We now need to focus on the essentials for everyone: good living and working conditions, clean water and air, a thriving natural world, a safe climate for the next generation, and strong and functioning democracies that will continue to protect us in times of need.
To achieve this, we need to be ambitious and to make the right decisions at the right time. Here are five things the EEB will be calling for in the coming weeks:
- Develop the European Green Deal as a ‘greenprint’ for a better future: The implementation of the Green Deal should continue with the minimum of delay and the maximum of ambition, and should form the basis of a stimulus package to relaunch the EU economy in line with sustainable development. This can support human wellbeing, secure jobs, and sustainable economic activity. It will need the ambition and tools to deliver.
- Avoid throwing good money after bad: Bailouts are necessary, but they should be particularly targeted on the health sector, on wellbeing and on protecting the livelihoods of workers and small businesses. The transformative agenda of an ambitious European Green Deal should help determine which measures are appropriate. Money should be targeted on reducing inequalities rather than topping up profits or compensating losses in dividends. And there should be no bailouts without conditions; taxpayers’ money should never be used to issue blank cheques to business.

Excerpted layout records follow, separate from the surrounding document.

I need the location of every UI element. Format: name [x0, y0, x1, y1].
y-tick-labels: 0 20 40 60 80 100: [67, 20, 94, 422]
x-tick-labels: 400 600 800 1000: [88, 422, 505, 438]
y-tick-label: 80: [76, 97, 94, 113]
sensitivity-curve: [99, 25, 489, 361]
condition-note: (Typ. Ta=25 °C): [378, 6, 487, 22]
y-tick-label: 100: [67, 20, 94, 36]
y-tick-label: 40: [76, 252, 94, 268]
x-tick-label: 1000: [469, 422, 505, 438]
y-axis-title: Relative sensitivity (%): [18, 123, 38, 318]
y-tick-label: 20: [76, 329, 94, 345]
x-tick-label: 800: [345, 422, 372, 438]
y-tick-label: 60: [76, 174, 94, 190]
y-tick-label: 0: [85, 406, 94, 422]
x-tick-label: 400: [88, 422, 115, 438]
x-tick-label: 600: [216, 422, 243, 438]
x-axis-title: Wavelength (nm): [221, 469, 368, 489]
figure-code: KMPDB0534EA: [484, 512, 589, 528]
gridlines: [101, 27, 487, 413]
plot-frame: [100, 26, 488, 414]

- Ensure democratic accountability: Big decisions that will have impacts for decades to come are being made. We need to see good governance of funding that ensures full transparency about where the money is spent; full public access to information on health risks and environmental conditions; people being put at the heart of policy making through the Climate Pact; and a systematic engagement with young people to ensure that they have a say in shaping the future.
- Cooperate across borders: Pandemics, like pollution, do not respect national boundaries. Combatting them calls for governments to cooperate and coordinate over their responses, rather than adopting fragmented national responses. The EU, the WHO and the UN each have important roles to support the fight against the Coronavirus.
- Share a vision for a better future: Leaders need to be clear and offer hope. People are suffering and experiencing fear and uncertainty. We need to know it is possible to emerge from this crisis stronger, to rebuild our economy to protect us when we are vulnerable, improve our wellbeing, strengthen our communities and build a more resilient economy. We need to know that we will learn from this crisis so we are prepared for the next. We need to believe in a better future where people and nature thrive together.
We are all in this together and we have a choice. European leaders must now step up to the challenge, history will judge how they perform in the coming weeks.